Install keras: https://keras.io/getting_started/

(Optional) Set up a virtual environment to isolate python versions and various libraries needed to run the project. Because I have several projects in python on my computer, I have some issues with too many dependencies You can learn more about this here: https://www.geeksforgeeks.org/set-up-virtual-environment-for-python-using-anaconda/

Part 1 - Building and running a Sudoku Solver model

To verify that everything is set up correctly, we will test run a sudoku solver that already exists! Credit for this part goes to this developer: https://www.kaggle.com/code/mustisid/solving-sudoku-using-cnn/notebook

Download this zip file
There should be a csv with all the test/training data. This dataset has 1 million 9x9 sudoku games with blank spaces represented as 0’s. You can find some documentation for how the dataset was produced: https://www.kaggle.com/datasets/bryanpark/sudoku
Open and examine build_cnn_model.py
What is particularly interesting is the get_model() method and how layers of the model are defined. You can read docs about how Keras models are instantiated and their methods here: https://www.tensorflow.org/api_docs/python/tf/keras/Model#predict
You will want to pay attention to this process especially for Part 2
Run build_cnn_model.py
This will verify that you’ve installed the relevant libraries/dependencies for running this code. The model should take ~20-40 minutes to train. When the code is finished running you should have a file named ‘solverModel.keras’ saved to your working directory.
Open and examine test_cnn_model.py
Some interesting things in this file are model.predict() and how this project solves the sudoku game 1 by 1. You should look into keras documentation to understand the gist of how this code works.
Run test_cnn_model.py on a game, and see if it’s right!
If you scroll to the bottom, you can modify a game to test the model on. Run the code and see if the output ‘solved’ game is correct! You can find some authentic games here: http://1sudoku.com/
Lab manual: Assess the accuracy of the trained model.
1. [20 pts] Making the model work.
2. [10 pts] What is the percentage of the training as well testing sets does the model solve correctly? Please provide a screen shot of your data.
3. [5 pts] Which of the problems from the Sudoku assignment does the trained model solve correctly?

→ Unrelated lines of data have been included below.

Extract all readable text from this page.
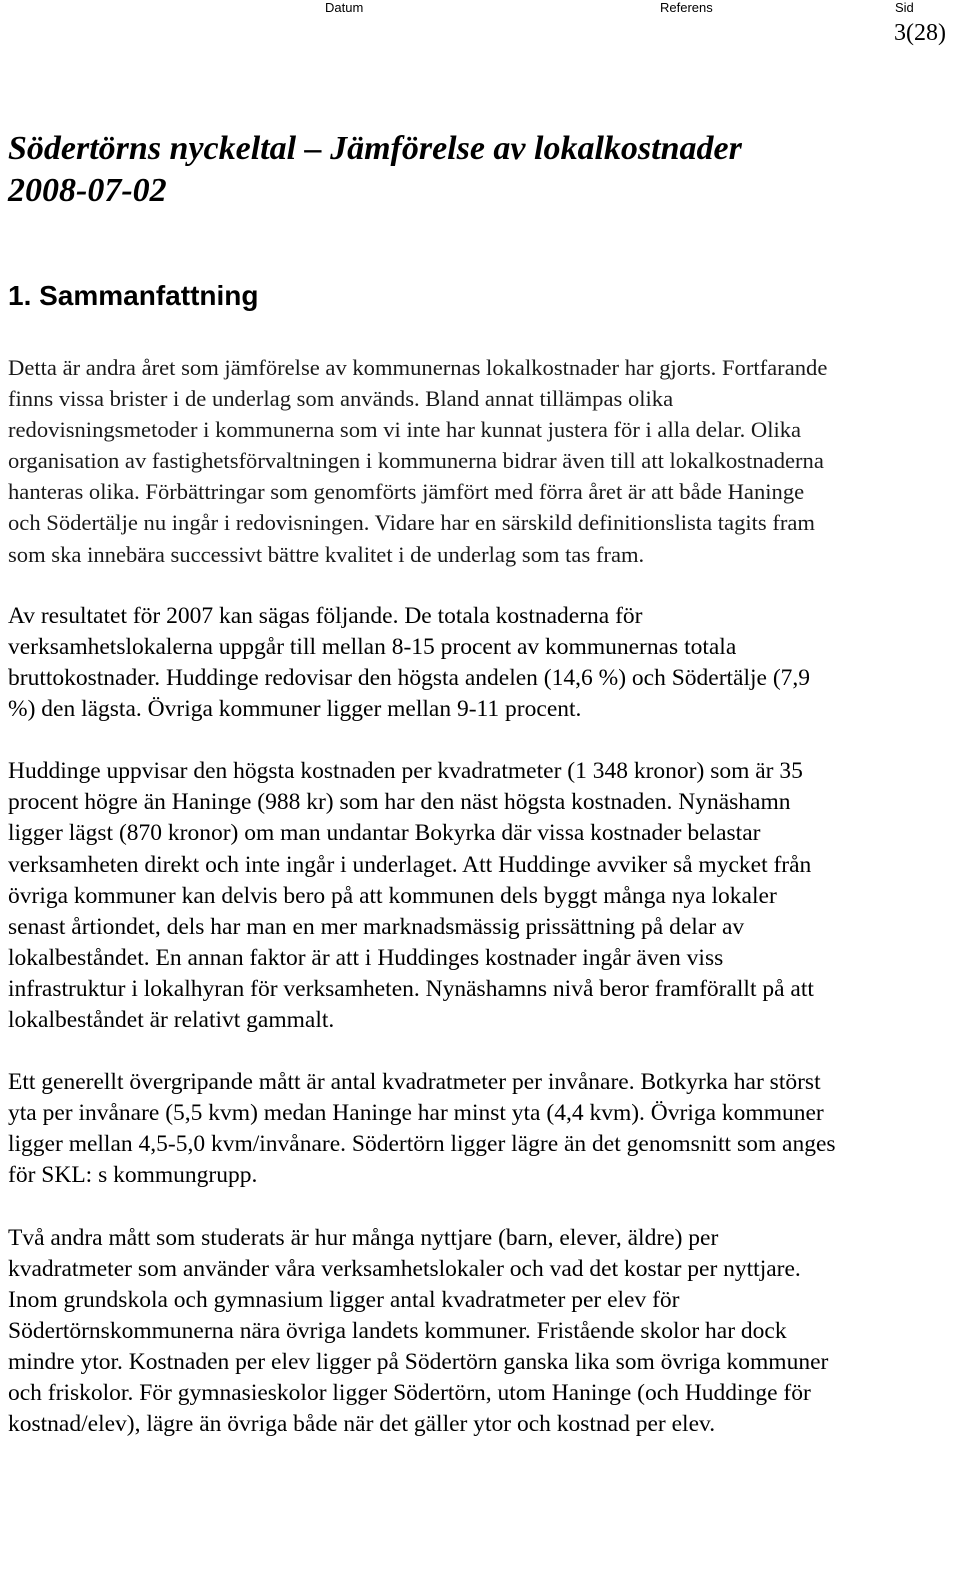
Datum	Referens	Sid
3(28)
Södertörns nyckeltal – Jämförelse av lokalkostnader
2008-07-02
1. Sammanfattning

Detta är andra året som jämförelse av kommunernas lokalkostnader har gjorts. Fortfarande finns vissa brister i de underlag som används. Bland annat tillämpas olika redovisningsmetoder i kommunerna som vi inte har kunnat justera för i alla delar. Olika organisation av fastighetsförvaltningen i kommunerna bidrar även till att lokalkostnaderna hanteras olika. Förbättringar som genomförts jämfört med förra året är att både Haninge och Södertälje nu ingår i redovisningen. Vidare har en särskild definitionslista tagits fram som ska innebära successivt bättre kvalitet i de underlag som tas fram.

Av resultatet för 2007 kan sägas följande. De totala kostnaderna för verksamhetslokalerna uppgår till mellan 8-15 procent av kommunernas totala bruttokostnader. Huddinge redovisar den högsta andelen (14,6 %) och Södertälje (7,9 %) den lägsta. Övriga kommuner ligger mellan 9-11 procent.

Huddinge uppvisar den högsta kostnaden per kvadratmeter (1 348 kronor) som är 35 procent högre än Haninge (988 kr) som har den näst högsta kostnaden. Nynäshamn ligger lägst (870 kronor) om man undantar Bokyrka där vissa kostnader belastar verksamheten direkt och inte ingår i underlaget. Att Huddinge avviker så mycket från övriga kommuner kan delvis bero på att kommunen dels byggt många nya lokaler senast årtiondet, dels har man en mer marknadsmässig prissättning på delar av lokalbeståndet. En annan faktor är att i Huddinges kostnader ingår även viss infrastruktur i lokalhyran för verksamheten. Nynäshamns nivå beror framförallt på att lokalbeståndet är relativt gammalt.

Ett generellt övergripande mått är antal kvadratmeter per invånare. Botkyrka har störst yta per invånare (5,5 kvm) medan Haninge har minst yta (4,4 kvm). Övriga kommuner ligger mellan 4,5-5,0 kvm/invånare. Södertörn ligger lägre än det genomsnitt som anges för SKL: s kommungrupp.

Två andra mått som studerats är hur många nyttjare (barn, elever, äldre) per kvadratmeter som använder våra verksamhetslokaler och vad det kostar per nyttjare. Inom grundskola och gymnasium ligger antal kvadratmeter per elev för Södertörnskommunerna nära övriga landets kommuner. Fristående skolor har dock mindre ytor. Kostnaden per elev ligger på Södertörn ganska lika som övriga kommuner och friskolor. För gymnasieskolor ligger Södertörn, utom Haninge (och Huddinge för kostnad/elev), lägre än övriga både när det gäller ytor och kostnad per elev.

Part 2: Modifying the Model to Replicate Research

We will modify our current Sudoku solver to try and improve the results so far. This is an exercise both in engaging with some machine learning research and getting familiar with the documentation for making changes to neural network architectures.

Have a look at the Stanford paper:
https://cs230.stanford.edu/files_winter_2018/projects/6939771.pdf There are some notes about the hyperparameters used along with the structure of the architecture. Attempt to replicate some of those architectures. However, also consider the use of pooling layers and other network changes that grab your attention.
Save the model as LASTNAME_model.keras
Lab Manual: Assessment of the new model
1. [25 pts] Experiment with three different network architectures to see the effect on accuracy. Provide the network architecture and hyper-parameters as well as screen shots of the accuracy data.

Resources

Another repository engaging with using a CNN for solving sudoku. There are some attempts to match the results of another paper: https://github.com/charlesakin/sudoku and https://github.com/Kyubyong/sudoku

Extra credit 1

For extra credit, train the CNN to play 16x16 Sudokus. A key challeneg of this assignment is to generate the test data. You may have to write code to produce valid training data, unless you find a database with a lot of 16x16 sudokus.

Points are negotiable

Small groups are acceptable. Ask me first though.

Extra credit 2

For extra credit, reproduce LeNet-5, the CNN developed by Yann LeCun to do MNIST character recognition.

Here are some resources:

Wikipedia: Architecture of LeNet-5
LeCun's article on using CNNs for MNIST recognition. It contains more information on LeNet-5.
A video about training CNNs.

Submission

Please submit a zipped copy of the following items to the appropriate drop-box on Moodle.

The lab manual.
The code for trained and improved models.